Alibaba DAMO's AI Agent Uncovers 4 New Superconductors, Verified in Lab
An AI agent developed by Alibaba DAMO Academy and academic partners has predicted 68,000 superconducting materials, with four already synthesized and confirmed experimentally, including one with a critical temperature of 6.5K. The open-source platform screened 2.4 million crystal structures in just 28 GPU hours.
Alibaba DAMO Academy, in collaboration with Renmin University of China and the University of Chinese Academy of Sciences, today announced the debut of Elements Claw, the first AI agent dedicated to discovering superconducting materials. The system has already predicted 68,000 potential superconductors and, in a breakthrough milestone, four entirely new materials have been synthesized and experimentally verified to exhibit superconductivity.
The achievement represents a massive leap from the current international standard: the SuperCon database, built over decades, contains only about 2,000 known superconducting materials. The new open-source platform and its underlying models now make it possible to explore millions of stable crystal structures in a matter of hours.
How Elements Claw works
The AI agent employs a “specialist–generalist fusion” architecture. At its core is a 1-billion-parameter atomic foundation model called Elements, pre-trained on a database of 125 million molecules and crystal structures. It achieves an AUC of 0.996 in classifying superconductivity and predicts critical temperature (Tc) with an average error within 1 Kelvin.
On the generalist agent side, Elements Claw autonomously handles the entire material discovery pipeline: tool creation, workflow orchestration, literature review, and feasibility assessment—mimicking how a human materials scientist would work. It can even “self-evolve” by mining new clues from scientific papers.
From prediction to reality
The AI screened 2.4 million crystal structures in just 28 GPU hours, flagging 68,000 candidates. From that pool, researchers experimentally synthesized and confirmed four materials:
- Hf21Re25 – a “missed gem” pulled from existing databases
- Zr4VRe7 – corrected after AI identified a structural error in the database
- HfZrRe4 – designed entirely from scratch by the AI
- Zr3ScRe8 – derived by analogy with known structures, with the highest observed Tc of 6.5 K
Rong Yu, head of scientific intelligence at DAMO Academy, noted that this is the first batch of superconducting materials both discovered by an AI agent and experimentally validated, proving the viability of autonomous AI in materials science. “A vast number of candidate materials remain to be explored,” Yu said.
Open access and broader impact
The DAMO AI for Science Portal now freely hosts the full database of 2.4 million stable crystals predicted by Elements Claw, enabling global researchers to mine the data for their own investigations. The accompanying paper, “Agentic Fusion of Large Atomic and Language Models to Accelerate Superconductor Discovery,” details the technical framework.

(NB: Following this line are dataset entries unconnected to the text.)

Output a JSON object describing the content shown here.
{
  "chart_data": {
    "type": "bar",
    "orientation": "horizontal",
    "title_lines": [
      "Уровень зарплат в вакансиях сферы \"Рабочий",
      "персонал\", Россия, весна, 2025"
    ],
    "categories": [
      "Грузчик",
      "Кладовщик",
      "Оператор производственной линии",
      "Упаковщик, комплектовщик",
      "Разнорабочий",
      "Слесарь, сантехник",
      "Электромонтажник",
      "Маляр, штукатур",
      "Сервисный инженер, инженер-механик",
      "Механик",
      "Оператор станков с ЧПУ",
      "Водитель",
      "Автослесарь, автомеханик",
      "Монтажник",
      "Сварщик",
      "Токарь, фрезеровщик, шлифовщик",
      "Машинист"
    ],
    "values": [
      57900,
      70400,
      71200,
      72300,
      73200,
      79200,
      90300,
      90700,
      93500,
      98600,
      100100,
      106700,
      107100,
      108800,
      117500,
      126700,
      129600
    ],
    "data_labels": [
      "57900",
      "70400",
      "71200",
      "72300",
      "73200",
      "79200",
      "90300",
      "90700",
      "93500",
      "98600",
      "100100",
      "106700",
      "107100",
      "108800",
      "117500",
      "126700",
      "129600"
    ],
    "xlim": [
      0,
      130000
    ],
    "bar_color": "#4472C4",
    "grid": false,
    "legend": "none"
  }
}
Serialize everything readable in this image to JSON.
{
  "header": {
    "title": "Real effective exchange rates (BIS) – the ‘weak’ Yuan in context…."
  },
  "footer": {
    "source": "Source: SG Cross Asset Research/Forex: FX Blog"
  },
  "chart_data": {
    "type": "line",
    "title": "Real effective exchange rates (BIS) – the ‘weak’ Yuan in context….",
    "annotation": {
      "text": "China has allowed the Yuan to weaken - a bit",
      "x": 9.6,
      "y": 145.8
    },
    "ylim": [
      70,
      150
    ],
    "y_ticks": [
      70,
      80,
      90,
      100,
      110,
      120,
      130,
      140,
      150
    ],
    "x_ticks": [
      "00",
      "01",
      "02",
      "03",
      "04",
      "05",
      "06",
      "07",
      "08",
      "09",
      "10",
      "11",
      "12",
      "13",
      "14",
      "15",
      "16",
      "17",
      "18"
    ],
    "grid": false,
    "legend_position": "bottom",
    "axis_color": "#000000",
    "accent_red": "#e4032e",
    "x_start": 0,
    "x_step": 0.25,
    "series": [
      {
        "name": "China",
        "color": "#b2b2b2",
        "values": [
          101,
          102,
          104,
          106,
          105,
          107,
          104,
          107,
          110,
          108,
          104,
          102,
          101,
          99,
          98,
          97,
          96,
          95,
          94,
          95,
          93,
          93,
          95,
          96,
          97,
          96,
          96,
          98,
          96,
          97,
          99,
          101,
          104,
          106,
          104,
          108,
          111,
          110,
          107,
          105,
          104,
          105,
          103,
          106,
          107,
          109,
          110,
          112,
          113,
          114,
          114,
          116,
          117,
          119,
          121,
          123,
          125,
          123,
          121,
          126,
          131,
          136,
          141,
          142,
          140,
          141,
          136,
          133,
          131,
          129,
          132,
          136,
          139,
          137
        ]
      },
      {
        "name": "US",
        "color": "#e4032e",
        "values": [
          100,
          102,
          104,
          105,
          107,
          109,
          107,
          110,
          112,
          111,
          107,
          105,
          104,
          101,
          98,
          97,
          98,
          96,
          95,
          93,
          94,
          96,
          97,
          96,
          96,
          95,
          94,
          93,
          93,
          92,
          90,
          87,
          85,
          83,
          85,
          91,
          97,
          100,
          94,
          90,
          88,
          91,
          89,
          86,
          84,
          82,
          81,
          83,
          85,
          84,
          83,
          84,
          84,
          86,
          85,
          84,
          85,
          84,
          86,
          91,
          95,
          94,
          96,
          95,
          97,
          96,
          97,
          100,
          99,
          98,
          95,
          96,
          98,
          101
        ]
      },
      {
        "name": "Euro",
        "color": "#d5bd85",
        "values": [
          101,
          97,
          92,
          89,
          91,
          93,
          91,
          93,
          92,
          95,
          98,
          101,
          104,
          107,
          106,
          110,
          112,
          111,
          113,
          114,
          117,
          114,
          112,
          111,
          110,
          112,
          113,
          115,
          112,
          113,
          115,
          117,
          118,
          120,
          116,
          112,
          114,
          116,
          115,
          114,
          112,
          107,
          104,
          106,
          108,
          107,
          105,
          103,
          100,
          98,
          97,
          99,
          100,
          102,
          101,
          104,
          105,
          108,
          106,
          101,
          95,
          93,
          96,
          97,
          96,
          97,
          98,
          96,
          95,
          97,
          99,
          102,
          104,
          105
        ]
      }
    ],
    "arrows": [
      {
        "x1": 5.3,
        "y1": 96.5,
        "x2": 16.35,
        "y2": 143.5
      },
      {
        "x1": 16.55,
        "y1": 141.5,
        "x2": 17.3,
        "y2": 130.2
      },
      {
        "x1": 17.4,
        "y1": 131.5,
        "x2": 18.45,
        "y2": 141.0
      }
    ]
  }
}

Huang Wenbing, associate professor at Renmin University’s Gaoling School of Artificial Intelligence, emphasized that the same agent-based approach could be extended to discover solid-state battery electrolytes, multiphase catalysts, thermoelectric materials, and other functional compounds.
The work underlines a growing shift toward AI-driven scientific discovery, where intelligent agents can handle the full cycle from hypothesis to experiment, dramatically reducing the time and cost of finding materials with exotic properties.